I have no idea whether Harry Reid’s “source” is correct that Mitt Romney avoided paying any income taxes for ten years. Furthermore, that fact is not per se important. Judge Learned Hand’s opinion in Gregory v. Helvering states in part:
"Anyone may arrange his affairs so that his taxes shall be as low as possible; he is not bound to choose that pattern which best pays the treasury. There is not even a patriotic duty to increase one's taxes. Over and over again the Courts have said that there is nothing sinister in so arranging affairs as to keep taxes as low as possible. Everyone does it, rich and poor alike and all do right, for nobody owes any public duty to pay more than the law demands."
The scandal of Romney’s position to only release the last two years of his personal income taxes is not the possibility that he paid no taxes for a decade. If Romney and his tax accountants and lawyers figured out how to legally use the tax code to avoid or defer paying income taxes, more power to them and more reason to eliminate all the deductions under the tax code. (See the Jim JacksonSimplified Tax Plan.)
The scandal is that Romney asks voters to trust him to be president, but he does not trust voters enough to provide them information they need to make an informed decision. When his father ran for president, the senior Romney released twelve years of tax returns.
The son is hiding his past and he is a very smart man; there must be a reason.
The reason can’t be that voters will be distressed about how much money he made. We already know he made a ton, and most people do not begrudge him for it. Americans like success stories. Romney is running for president in large part based on his demonstrated abilities to run large, complex organizations (Bain Capital and the Salt Lake City Olympics).
The reason must be how he arranged his finances relative to US tax laws. As Judge Hand said over seventy-five years ago, there is no sin in paying the minimum taxes required by law. However, if Romney used discredited tax shelters or off-shore tax shelters that he underreported and later took advantage of tax amnesty programs, voters should be so informed.
How did Romney build his IRA to over $100 million?

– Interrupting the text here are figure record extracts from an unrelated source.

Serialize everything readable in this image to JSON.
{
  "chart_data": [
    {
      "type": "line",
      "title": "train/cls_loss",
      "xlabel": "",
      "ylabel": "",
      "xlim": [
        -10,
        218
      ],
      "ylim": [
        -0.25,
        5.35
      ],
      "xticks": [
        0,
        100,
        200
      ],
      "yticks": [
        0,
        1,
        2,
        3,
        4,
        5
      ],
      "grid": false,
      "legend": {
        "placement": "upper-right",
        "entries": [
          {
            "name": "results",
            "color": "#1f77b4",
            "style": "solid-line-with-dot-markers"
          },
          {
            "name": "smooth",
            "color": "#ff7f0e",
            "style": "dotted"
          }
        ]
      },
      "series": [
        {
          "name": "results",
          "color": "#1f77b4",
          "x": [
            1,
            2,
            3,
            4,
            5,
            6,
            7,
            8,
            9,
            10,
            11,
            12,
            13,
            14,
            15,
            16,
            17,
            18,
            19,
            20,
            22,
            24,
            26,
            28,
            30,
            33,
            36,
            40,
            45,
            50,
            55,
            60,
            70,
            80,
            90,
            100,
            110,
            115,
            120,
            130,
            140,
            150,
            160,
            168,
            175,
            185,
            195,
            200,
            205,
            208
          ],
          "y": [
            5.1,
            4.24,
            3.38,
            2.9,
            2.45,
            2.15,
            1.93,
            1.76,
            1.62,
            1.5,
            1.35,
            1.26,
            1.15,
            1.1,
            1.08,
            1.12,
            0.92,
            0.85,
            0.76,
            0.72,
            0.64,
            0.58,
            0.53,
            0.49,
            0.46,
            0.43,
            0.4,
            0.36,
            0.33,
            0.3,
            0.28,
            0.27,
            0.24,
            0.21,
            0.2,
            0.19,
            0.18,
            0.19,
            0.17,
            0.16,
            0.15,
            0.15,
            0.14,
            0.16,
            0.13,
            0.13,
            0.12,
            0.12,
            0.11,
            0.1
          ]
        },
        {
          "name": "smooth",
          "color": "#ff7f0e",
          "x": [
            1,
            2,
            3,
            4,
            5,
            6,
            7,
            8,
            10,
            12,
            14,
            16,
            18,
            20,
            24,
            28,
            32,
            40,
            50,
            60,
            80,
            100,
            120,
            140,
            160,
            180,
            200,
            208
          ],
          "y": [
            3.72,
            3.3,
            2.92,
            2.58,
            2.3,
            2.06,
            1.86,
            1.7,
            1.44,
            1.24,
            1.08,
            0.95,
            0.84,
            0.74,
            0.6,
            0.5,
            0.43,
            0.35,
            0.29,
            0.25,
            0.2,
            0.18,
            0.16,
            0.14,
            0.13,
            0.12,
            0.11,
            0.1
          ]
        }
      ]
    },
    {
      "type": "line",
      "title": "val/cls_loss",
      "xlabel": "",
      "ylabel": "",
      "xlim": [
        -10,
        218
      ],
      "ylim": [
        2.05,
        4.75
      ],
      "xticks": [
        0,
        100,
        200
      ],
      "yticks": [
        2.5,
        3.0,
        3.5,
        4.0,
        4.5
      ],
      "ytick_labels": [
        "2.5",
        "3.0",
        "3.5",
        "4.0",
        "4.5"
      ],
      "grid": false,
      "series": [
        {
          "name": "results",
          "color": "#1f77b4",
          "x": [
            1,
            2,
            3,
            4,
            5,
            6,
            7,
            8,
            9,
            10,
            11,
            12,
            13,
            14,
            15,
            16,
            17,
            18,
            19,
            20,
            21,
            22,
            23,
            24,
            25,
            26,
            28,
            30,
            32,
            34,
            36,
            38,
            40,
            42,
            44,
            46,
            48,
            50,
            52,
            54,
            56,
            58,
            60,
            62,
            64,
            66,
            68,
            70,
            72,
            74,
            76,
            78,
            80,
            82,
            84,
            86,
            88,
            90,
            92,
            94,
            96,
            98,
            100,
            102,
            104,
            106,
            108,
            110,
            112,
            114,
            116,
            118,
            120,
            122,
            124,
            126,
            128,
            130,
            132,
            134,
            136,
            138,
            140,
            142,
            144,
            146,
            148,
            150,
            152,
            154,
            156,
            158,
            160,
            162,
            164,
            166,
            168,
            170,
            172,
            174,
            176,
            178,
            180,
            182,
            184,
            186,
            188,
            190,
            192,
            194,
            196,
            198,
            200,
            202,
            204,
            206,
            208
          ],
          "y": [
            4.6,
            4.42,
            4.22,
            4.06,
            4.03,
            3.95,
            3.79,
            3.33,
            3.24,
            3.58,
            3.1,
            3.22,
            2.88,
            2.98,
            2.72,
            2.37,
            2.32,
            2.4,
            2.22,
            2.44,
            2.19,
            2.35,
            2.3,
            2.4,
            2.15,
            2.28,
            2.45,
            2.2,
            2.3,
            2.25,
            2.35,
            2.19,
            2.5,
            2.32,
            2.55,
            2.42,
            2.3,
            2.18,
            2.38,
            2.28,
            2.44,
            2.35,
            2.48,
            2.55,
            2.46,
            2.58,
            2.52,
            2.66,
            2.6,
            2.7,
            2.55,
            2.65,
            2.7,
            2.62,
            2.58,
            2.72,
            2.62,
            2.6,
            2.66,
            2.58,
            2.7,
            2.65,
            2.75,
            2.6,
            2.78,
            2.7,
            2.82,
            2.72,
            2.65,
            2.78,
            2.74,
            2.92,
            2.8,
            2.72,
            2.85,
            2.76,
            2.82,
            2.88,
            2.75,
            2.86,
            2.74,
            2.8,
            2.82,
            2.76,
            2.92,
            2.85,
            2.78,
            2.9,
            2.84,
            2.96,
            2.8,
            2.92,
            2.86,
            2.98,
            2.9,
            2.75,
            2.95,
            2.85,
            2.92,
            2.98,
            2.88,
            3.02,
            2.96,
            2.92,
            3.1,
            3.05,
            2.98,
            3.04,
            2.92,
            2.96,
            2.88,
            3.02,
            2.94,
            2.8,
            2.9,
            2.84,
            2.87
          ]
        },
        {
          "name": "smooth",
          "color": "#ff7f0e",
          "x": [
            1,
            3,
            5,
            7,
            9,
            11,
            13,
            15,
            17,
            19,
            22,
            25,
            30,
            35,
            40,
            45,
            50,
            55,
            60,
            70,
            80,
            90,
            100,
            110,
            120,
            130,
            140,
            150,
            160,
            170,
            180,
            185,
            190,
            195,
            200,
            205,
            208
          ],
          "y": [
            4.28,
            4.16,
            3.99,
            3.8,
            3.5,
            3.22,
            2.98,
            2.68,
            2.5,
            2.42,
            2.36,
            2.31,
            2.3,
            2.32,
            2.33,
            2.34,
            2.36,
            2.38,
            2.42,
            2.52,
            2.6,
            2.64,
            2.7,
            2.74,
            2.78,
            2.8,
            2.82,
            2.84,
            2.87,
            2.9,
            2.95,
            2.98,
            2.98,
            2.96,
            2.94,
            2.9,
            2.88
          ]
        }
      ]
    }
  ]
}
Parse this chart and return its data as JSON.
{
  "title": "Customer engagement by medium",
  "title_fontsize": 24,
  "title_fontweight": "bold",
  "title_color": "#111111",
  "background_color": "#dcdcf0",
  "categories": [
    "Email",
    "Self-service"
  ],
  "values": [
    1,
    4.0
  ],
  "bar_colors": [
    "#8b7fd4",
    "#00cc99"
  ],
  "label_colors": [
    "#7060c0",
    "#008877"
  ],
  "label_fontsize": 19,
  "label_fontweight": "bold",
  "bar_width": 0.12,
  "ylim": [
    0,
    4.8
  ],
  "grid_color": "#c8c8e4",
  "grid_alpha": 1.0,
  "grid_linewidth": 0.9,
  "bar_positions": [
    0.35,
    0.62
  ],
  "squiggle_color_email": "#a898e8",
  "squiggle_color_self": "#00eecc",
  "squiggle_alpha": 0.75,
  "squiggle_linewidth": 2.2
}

If he presciently purchased stocks that increased over 100-fold in a few short years, he should be trumpeting his financial acumen. If, as some have suggested, he made IRA contributions of purposefully undervalued stock to circumvent the annual deduction limits, voters should know. Again, I have no clue how he grew such an outsized IRA, but I do believe voters have a right to understand the mechanics of this amazing financial result.
When a company decides to put itself on the block it dresses its financial statements in as attractive clothing as it can muster. Analysts know to look past the stated numbers and carefully read the footnotes to understand how the financial statements were prepared. They also know it’s necessary to analyze previous years’ financials to fully understand the current statements.
Romney has noted that he isn’t a business, but to understand his full character, voters deserve full disclosure of prior tax returns. The last two years of taxes are window dressing. To get a true sense of the man’s financial values, we need to know how Romney operated before he knew everyone would be looking over his shoulder.